August 2014

Uncontrollable Risk Factors in Heart Disease and Stroke

Risk Factors in Heart Disease and Stroke Which Are Uncontrollable

Since we cannot affect how old we are, our gender or heredity it is useless to think of these as factors in the creation of heart disease and stroke. In fact, most all of the real risks are controllable.

Researchers and physicians often give us the impression that hereditary is a very important factor. It is stated over and over again that if an individual's parent or close relative has a history of heart attack or stroke at an early age that they are more likely themselves are more likely to have a heart attack or stroke. This suggests that in a few people the tendency to have a heart attack or stroke is familial.

In many of these cases, however, there are other factors that contribute to the risk of heart disease and stroke which are very different from those that the normal average person endures. Certainly the smoking, lifestyle, lack of exercise and high fat diet can contribute to the process and if not weighed can give the impression that hereditary factors are operating.

However, there are a number of other "genetic factors" which can contribute to the risk of heart attack and stroke. For example, some of these individuals have abnormalities in lipid metabolism, platelet or clotting disorders, diabetes mellitus or other rare occurrences which increase the risk of heart attack or stroke.

Today, many members of the medical profession are generally less impressed by the role of genetics. The fact that a father, brother or grandparent had a heart attack or stroke does not mean that you are immediately at risk. Evaluation of the controllable risk factors are more likely to tell us what your risk really is.

If you do have a family history of heart attack or stroke this is an indication that you should immediately switch into a preventive mode of operation. Diet, exercise and lifestyle factors should be evaluated and negative behavior should be eliminated.

 

Age

Age itself is only a factor because of its relationship to the controllable factors. That is, if you eat poorly, smoke, drink alcohol and live a stressful life for 50 years it is likely that your risk of heart attack or stroke will be higher than a 50-year-old who eats well, exercises regularly and doesn't smoke.

The common myth that as people age, they have an increased tendency to get sick, suffer chronic diseases is exactly that a myth. When individuals' eat a normal American diet, lives a life as stressful as the average American does and has as much negative feelings and self-image as the average American does it is not so strange that they have so many chronic diseases.

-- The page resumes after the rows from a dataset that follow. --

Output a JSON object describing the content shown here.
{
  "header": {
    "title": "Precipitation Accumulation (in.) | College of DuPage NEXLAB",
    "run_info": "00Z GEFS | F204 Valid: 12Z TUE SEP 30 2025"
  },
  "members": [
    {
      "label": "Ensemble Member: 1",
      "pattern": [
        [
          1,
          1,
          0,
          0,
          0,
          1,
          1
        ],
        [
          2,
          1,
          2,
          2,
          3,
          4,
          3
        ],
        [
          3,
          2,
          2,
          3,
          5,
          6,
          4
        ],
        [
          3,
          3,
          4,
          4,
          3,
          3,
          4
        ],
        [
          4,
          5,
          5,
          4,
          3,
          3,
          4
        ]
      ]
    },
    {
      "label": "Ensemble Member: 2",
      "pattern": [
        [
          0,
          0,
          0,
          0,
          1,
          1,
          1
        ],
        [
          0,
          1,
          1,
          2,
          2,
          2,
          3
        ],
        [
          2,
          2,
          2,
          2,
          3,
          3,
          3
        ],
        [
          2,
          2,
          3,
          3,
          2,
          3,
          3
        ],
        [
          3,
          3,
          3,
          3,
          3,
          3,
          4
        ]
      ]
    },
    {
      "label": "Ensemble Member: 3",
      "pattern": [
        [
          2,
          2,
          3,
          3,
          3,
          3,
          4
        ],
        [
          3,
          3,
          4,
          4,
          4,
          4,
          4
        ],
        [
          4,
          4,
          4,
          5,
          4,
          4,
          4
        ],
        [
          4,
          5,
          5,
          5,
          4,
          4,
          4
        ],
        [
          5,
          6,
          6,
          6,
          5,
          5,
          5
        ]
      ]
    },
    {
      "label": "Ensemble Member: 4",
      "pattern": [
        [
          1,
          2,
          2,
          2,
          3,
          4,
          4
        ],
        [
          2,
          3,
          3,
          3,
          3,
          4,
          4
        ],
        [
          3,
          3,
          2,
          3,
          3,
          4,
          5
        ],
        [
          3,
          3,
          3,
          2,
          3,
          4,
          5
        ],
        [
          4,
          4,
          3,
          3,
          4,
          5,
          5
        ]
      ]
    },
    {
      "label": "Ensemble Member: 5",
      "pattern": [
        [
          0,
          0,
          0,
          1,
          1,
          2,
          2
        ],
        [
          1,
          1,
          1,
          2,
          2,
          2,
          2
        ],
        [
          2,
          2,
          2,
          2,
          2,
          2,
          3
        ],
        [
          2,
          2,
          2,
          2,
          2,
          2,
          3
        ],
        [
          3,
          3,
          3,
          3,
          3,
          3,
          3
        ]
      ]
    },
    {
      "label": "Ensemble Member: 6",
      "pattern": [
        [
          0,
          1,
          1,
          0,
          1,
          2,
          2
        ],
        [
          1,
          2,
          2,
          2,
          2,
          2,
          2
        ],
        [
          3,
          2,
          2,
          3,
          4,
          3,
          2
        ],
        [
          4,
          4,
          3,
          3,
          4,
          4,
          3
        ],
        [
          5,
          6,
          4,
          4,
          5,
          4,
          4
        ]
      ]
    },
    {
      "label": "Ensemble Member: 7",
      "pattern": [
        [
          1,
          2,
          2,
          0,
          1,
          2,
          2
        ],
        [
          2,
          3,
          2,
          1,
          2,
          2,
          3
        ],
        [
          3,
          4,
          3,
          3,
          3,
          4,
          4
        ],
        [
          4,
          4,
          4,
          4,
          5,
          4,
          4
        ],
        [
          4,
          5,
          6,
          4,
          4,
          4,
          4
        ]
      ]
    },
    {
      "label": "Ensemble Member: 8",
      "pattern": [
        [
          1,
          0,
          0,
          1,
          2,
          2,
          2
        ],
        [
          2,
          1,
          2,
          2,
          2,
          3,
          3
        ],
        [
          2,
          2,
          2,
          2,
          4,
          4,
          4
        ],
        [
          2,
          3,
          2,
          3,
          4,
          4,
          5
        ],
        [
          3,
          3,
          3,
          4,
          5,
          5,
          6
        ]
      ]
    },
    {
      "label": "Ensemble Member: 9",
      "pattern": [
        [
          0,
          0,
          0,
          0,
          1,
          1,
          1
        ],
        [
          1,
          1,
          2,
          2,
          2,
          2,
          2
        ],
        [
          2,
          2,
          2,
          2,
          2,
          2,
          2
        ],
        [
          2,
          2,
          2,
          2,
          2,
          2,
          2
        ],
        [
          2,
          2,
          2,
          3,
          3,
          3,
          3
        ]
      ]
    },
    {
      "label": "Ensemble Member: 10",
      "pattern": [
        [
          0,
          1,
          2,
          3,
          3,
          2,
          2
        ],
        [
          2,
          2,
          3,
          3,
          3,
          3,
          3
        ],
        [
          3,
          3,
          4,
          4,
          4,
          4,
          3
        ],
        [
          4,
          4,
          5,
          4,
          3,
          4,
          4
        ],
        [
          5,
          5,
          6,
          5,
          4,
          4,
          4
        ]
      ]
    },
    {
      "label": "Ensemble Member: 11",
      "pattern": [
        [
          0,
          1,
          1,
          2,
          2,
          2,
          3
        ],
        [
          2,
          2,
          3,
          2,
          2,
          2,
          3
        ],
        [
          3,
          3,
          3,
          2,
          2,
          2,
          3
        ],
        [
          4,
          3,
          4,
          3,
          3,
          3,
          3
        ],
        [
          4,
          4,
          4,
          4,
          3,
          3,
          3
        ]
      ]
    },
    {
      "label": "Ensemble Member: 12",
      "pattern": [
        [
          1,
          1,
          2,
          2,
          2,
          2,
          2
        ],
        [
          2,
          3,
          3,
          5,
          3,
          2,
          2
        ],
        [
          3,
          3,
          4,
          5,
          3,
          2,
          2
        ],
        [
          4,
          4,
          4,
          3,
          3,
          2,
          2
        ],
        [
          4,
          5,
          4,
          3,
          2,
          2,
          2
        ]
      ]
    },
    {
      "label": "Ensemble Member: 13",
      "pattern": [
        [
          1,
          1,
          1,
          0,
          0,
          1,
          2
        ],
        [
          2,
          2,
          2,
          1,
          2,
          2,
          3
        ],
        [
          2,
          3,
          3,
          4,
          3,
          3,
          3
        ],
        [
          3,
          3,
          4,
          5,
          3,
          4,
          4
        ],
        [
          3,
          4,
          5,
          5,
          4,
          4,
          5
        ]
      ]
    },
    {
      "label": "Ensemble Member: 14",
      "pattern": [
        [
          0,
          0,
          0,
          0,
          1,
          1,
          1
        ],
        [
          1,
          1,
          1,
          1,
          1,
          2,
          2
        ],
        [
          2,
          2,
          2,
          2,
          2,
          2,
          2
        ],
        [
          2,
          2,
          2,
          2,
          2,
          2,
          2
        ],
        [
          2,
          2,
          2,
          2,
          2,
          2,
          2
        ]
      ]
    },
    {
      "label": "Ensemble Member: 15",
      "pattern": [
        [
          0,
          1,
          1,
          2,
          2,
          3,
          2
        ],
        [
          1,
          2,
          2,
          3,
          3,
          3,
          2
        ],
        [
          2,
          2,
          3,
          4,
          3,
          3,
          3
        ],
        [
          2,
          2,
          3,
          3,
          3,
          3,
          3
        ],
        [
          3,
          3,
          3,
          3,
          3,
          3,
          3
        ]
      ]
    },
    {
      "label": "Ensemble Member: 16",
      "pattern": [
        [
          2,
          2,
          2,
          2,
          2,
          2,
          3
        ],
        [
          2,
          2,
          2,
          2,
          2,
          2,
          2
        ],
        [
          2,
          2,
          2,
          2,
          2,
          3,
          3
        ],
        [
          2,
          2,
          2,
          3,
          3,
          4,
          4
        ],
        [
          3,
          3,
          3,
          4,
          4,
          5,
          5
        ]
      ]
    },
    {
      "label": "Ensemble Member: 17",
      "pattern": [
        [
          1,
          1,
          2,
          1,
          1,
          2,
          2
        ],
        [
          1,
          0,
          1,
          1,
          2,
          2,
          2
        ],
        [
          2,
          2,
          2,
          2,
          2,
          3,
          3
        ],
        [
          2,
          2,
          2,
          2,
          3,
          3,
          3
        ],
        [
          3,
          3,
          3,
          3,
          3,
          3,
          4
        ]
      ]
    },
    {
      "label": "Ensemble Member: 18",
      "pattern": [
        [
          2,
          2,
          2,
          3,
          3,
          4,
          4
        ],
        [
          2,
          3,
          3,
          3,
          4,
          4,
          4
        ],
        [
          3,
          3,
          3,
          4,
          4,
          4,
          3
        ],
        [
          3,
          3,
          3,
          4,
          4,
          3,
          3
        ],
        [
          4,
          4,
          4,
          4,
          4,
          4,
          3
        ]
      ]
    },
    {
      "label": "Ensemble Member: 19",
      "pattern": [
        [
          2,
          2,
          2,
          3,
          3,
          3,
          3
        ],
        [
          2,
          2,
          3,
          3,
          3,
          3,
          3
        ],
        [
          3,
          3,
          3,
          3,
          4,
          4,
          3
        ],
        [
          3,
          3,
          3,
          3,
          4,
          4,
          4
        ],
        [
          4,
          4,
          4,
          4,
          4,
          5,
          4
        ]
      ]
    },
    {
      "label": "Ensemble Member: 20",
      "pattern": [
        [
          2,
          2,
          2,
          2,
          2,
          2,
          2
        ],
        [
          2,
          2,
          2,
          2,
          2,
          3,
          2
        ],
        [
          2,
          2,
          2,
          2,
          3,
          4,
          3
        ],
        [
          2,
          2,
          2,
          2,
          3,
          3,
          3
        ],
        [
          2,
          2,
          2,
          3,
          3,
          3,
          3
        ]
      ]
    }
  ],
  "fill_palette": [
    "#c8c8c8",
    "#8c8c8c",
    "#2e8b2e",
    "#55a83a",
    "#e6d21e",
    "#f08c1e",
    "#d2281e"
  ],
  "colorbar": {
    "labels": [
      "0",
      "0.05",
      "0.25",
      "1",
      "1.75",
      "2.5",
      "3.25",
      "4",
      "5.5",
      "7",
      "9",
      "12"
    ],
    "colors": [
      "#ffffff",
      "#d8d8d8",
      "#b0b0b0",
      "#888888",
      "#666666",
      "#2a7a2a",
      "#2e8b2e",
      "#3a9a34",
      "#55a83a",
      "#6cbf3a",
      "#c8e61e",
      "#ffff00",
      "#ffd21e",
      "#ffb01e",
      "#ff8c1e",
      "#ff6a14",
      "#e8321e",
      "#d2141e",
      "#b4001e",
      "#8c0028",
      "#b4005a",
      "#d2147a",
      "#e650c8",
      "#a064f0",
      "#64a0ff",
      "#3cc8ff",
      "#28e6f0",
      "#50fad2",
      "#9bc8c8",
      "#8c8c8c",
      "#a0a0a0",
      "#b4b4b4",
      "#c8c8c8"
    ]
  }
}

Experience has taught us that there have been many cultures where individuals suffer few chronic diseases, live to ripe old ages of 100, even 110 or 120 years of age and remain fully active and productive. Because it seems to us that we are the norm, these situations seem aberrant. It is likely however that we are the aberrant ones and that they are the norm. With help and thought maybe we can find out what they do to live life so long and with so much quality. In the Prevention and Wellness series we will look at a number of the reasons and factors that can and do contribute to longevity and quality of life.

 

Gender

Statistics suggest that men are more likely to have heart attacks than women. This certainly appears to be true until women go through the menopause. After that the difference between them appears to decrease, the rate of heart attacks comes closer together.

As we suggested earlier middle age men have the highest risk of coronary artery disease and heart attack and middle age women appear to be protected from heart attack. The current thought is that estrogen protects women from heart disease. As estrogen levels fail the risk of heart attack in women appears to rise. By age 60 there is little difference in the rates between men and women. Studies also suggest that male and female children have similar levels of HDL cholesterol but after puberty begins HDL-Cholesterol levels fall in boys and rise in girls.

The problem with these statistics is that they are based on only limited observations and data. Since we do not really understand, all of the factors involved in lifestyle, mind, body, spirit medicine we really cannot understand the range of factors that are really involved.

As women entered into the work force in the 1940', 50's, 60's, 70's and 1980's things began to change. More women began to smoke and drink, life stress changed in quality and quantity, diet changes, the number of pregnancies and live births and many other factors also changed. Needless to say, in the past years women have shown a steadily increasing frequency to have heart attacks and strokes at earlier ages.

In our section on Mind, Body, Spirit Medicine we will look at the role that some of factors that might also play a role in what we refer to as Body Symptom Language. For example, when people suffer a "broken heart" what does that ultimately mean to the body?

In our work with people we have found that the words we use and the way we think of things ultimately affects the way our immune system and body chemistry function. We will spend more time on these issues in another section.